Whenever you have a plausible scapegoat – whether that be a person, a place or any multitude of options – our natural tendency is to jump on doubt as the default response. Strive to minimize the opportunities for doubt to creep into your organization. Doubt-busting examples could include: specify one person responsible for a project so there is no question who needs to do that task; have designated spots for key items so people can tell at a glance whether something is available or not, and keep records and documentation to add clarity to decisions.
Your time is better spent on something besides futile wondering.
It was a simple thing, really – my housemate had just hooked up the hose and was giving the new blossoms a drink of fresh water. Fortuitously, I was in the basement at the time – just the right place to hear the waterfall cascading down from my basement ceiling. It seems that the outer pipe froze during this bitterly cold winter, but, unlike the rest of us, did not live through it. Thus, when the hose was on, it was a rainfall inside the house.

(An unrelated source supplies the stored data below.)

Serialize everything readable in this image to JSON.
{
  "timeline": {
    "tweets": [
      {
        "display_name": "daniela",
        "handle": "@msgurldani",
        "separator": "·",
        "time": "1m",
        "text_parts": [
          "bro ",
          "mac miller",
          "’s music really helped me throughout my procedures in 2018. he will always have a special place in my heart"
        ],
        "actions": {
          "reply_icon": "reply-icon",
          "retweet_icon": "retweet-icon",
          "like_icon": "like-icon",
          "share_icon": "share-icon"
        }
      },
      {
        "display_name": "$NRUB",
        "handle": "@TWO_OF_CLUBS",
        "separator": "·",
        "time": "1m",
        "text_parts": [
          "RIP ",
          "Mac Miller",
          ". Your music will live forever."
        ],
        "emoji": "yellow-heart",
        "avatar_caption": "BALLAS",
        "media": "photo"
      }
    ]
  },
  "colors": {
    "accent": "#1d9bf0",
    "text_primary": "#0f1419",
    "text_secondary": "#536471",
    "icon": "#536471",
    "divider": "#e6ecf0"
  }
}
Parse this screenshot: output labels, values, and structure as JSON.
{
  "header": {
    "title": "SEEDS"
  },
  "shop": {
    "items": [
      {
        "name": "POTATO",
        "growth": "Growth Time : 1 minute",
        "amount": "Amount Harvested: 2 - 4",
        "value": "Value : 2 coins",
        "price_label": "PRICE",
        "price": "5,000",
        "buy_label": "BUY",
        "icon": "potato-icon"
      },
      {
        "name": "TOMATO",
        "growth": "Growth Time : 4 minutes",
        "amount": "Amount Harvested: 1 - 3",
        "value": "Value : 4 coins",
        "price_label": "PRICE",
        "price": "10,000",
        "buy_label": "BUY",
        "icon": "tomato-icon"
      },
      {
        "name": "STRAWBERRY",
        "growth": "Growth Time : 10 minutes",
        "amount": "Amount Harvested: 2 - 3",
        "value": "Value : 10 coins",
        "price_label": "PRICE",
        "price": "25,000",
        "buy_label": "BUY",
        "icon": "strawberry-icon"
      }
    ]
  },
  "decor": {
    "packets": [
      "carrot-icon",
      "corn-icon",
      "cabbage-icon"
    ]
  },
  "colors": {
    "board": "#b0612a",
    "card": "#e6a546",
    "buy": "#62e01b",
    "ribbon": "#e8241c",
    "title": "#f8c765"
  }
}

We often have torrential rains and I have always worried about basement flooding, but never from above. The palettes I had as “protection” did little and the generator in case the sump pump goes out was irrelevant. It was actually the tarp to protect things from drywall dust that did the most good, and that was never part of my flood mitigation plan.
In our homes and in our organizations, we can practice precautions and take steps to minimize risk, but it isn’t always enough. Sometimes your damage control depends purely on luck – whether you define that as good or bad – and you just need to deal with what life pours on you, even when it comes from above.